In England, there is a little bit more variety: five different clubs have won the Premier League over the last decade. Perhaps an alternative source of money for some clubs – hyper-wealthy owners from around the world – has created a slightly wider pool of top clubs than can be found in other leagues.
Of course, the playing field can never be completely level. Countries with bigger populations have always had an edge when it comes to international club football. But that dominance has increased.
No longer do the likes of PSV Eindhoven, Steaua Bucharest, Porto, or Celtic have much chance of winning the Champions League (or, before that, the European Cup), as they all did in the past.
The growth of TV revenue is one factor. It helps especially the leagues from larger countries with bigger domestic TV markets. Some have built on that to market their domestic games across the world.
The Premier League has the most TV revenue (and distributes it to all the clubs – unlike in Spain, where for a long time, the individual clubs sold TV rights, meaning that Real and Barcelona got most of the money). Smaller countries cannot match that.
Another factor is the trend for the best players from smaller countries to move to clubs in larger countries. This accelerated after the 1995 Bosman judgment of the ECJ, which banned restrictions on the number of foreign EU players within national leagues.
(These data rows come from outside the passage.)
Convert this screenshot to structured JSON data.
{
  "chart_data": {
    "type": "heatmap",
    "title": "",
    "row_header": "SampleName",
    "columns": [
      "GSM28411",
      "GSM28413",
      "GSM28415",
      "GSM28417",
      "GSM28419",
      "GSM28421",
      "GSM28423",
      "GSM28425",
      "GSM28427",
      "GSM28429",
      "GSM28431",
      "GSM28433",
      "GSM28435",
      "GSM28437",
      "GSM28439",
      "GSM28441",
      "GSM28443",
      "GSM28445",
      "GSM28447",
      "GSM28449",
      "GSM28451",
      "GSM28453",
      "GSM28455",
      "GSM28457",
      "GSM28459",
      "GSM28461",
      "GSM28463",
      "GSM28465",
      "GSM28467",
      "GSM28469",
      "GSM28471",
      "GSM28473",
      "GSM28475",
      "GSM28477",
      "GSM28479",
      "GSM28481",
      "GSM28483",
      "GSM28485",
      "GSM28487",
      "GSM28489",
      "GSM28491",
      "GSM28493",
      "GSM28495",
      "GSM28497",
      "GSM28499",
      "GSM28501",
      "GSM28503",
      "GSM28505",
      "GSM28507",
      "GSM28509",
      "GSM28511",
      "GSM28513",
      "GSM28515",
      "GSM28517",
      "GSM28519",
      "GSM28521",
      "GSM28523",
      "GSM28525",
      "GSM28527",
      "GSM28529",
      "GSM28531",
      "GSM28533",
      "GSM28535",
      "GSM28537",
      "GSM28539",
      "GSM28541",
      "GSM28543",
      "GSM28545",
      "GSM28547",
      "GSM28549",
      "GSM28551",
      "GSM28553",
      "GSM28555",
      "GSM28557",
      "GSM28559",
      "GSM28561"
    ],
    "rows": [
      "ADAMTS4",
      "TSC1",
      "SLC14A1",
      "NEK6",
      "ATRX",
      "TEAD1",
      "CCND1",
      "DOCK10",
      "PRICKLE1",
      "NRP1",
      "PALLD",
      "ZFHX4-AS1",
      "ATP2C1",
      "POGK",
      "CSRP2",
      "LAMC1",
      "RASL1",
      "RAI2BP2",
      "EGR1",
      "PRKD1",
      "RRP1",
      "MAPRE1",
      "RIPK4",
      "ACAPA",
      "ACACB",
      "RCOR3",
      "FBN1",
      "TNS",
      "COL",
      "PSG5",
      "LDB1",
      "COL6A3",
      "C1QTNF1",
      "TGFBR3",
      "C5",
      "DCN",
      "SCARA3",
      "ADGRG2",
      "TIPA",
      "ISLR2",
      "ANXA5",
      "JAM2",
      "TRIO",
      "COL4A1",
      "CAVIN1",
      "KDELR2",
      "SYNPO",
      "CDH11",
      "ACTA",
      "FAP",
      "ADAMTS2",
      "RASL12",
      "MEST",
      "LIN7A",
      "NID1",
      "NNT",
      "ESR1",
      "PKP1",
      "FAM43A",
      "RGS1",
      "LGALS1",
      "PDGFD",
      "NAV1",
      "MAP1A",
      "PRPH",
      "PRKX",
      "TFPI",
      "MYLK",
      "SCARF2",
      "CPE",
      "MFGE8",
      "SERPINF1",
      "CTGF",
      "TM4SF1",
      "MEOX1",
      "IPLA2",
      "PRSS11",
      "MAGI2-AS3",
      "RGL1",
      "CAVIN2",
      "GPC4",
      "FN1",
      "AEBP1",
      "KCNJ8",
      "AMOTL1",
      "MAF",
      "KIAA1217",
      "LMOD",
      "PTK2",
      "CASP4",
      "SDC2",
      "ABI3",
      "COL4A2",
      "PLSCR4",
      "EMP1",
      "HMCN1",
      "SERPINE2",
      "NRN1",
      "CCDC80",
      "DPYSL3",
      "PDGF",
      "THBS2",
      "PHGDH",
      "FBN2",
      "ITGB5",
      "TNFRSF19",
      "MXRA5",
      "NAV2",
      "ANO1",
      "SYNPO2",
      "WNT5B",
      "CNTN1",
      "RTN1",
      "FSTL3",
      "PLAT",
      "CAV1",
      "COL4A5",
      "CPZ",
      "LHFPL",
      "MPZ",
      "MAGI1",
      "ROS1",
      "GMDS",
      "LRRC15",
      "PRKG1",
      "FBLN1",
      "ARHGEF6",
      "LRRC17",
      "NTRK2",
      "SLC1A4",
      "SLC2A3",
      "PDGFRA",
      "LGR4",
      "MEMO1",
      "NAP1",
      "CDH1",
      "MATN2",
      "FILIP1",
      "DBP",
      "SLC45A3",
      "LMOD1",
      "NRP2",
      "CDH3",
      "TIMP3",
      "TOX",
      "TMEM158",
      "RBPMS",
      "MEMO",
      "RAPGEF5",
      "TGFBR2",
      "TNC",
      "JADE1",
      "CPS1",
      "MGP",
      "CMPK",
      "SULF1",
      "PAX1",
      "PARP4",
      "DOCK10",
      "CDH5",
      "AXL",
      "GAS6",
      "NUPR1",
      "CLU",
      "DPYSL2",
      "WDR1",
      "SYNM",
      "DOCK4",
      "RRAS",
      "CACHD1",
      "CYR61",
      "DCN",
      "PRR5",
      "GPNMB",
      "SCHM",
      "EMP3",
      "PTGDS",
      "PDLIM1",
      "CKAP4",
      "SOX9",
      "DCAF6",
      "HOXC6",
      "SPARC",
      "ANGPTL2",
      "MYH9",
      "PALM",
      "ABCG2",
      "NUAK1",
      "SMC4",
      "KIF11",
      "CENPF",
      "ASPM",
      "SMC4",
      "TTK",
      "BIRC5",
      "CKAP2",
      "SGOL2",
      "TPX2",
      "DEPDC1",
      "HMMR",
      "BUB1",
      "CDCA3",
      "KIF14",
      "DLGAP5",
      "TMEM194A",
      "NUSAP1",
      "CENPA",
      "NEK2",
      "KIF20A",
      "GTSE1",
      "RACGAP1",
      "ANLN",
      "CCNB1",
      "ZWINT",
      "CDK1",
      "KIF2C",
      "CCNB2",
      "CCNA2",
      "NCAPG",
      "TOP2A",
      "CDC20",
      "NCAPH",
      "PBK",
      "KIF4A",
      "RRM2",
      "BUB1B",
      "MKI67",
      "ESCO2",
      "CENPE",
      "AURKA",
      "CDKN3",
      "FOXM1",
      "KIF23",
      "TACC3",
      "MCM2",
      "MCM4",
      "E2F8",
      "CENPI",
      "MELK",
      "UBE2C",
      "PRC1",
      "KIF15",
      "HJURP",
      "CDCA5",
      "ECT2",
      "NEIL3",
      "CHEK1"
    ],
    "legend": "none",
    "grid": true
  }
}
Great news for the big clubs from big countries, but bad news for leagues in smaller countries who now invariably see their greatest talents go abroad.
A few seasons ago, almost every Premier League club had a Belgian player, at a time when the Belgium national team topped the world rankings, but their clubs no longer reach European finals as Anderlecht, Bruges, Mechelen, Standard Liege and Antwerp had done in previous decades.
This concentration of money in fewer countries and, within countries, fewer clubs has dire long term consequences for other clubs, especially from smaller leagues.
Many of them try, of course, to catch up. Clubs and managers are tempted to buy that one extra expensive star player who could make the difference: it will be well worth it if you succeed and hit the jackpot – but if you don’t quite make it, your club may incur debts that set it on a downward spiral.
The same jackpot effect applies at other levels of modern football, in promotion and relegation battles. The single match at which the most money is at stake is the Championship play-off for promotion from the second tier of English football to the top one (the Premier League). Winning – perhaps as narrowly as through a missed penalty or the width of a post – gains access to an extra £150 million of extra revenue the following season compared to what you would have had.
So at all levels of the game, the vast disparities in revenue trigger unsustainable jackpot economics.
Hence the paradox that in a sport that has seen its revenues quadruple over the last couple of decades, there are regularly clubs facing administration. Or, at least, have to cut their cloth for several years.
But these disparities are not natural or inevitable, they arise from the way football is organised and how TV revenues from given tournaments are distributed to clubs.
There are things that UEFA could do to attenuate these trends. For instance, it could: re-distribute Champions League TV revenue much more widely so that smaller leagues and clubs, not just the elite, benefit; strengthen the ‘home grown player’ rule, so that all clubs must have a minimum of, say, a quarter of their squad coming from their own region or own youth academies; apply a stricter limit on squad sizes, to stop the trend of big clubs hoarding good players that they only rarely use; and charge a ‘tax’ on transfers, with the revenue going to help lower leagues and smaller clubs.
Bayern may be worthy champions of Europe, as Liverpool were last season, but they would be even more so, if the odds were no longer already so stacked in their favour, both domestically, and internationally.
Richard Corbett is a former Labour MEP. He served on the Independent Review of European Football in 2006.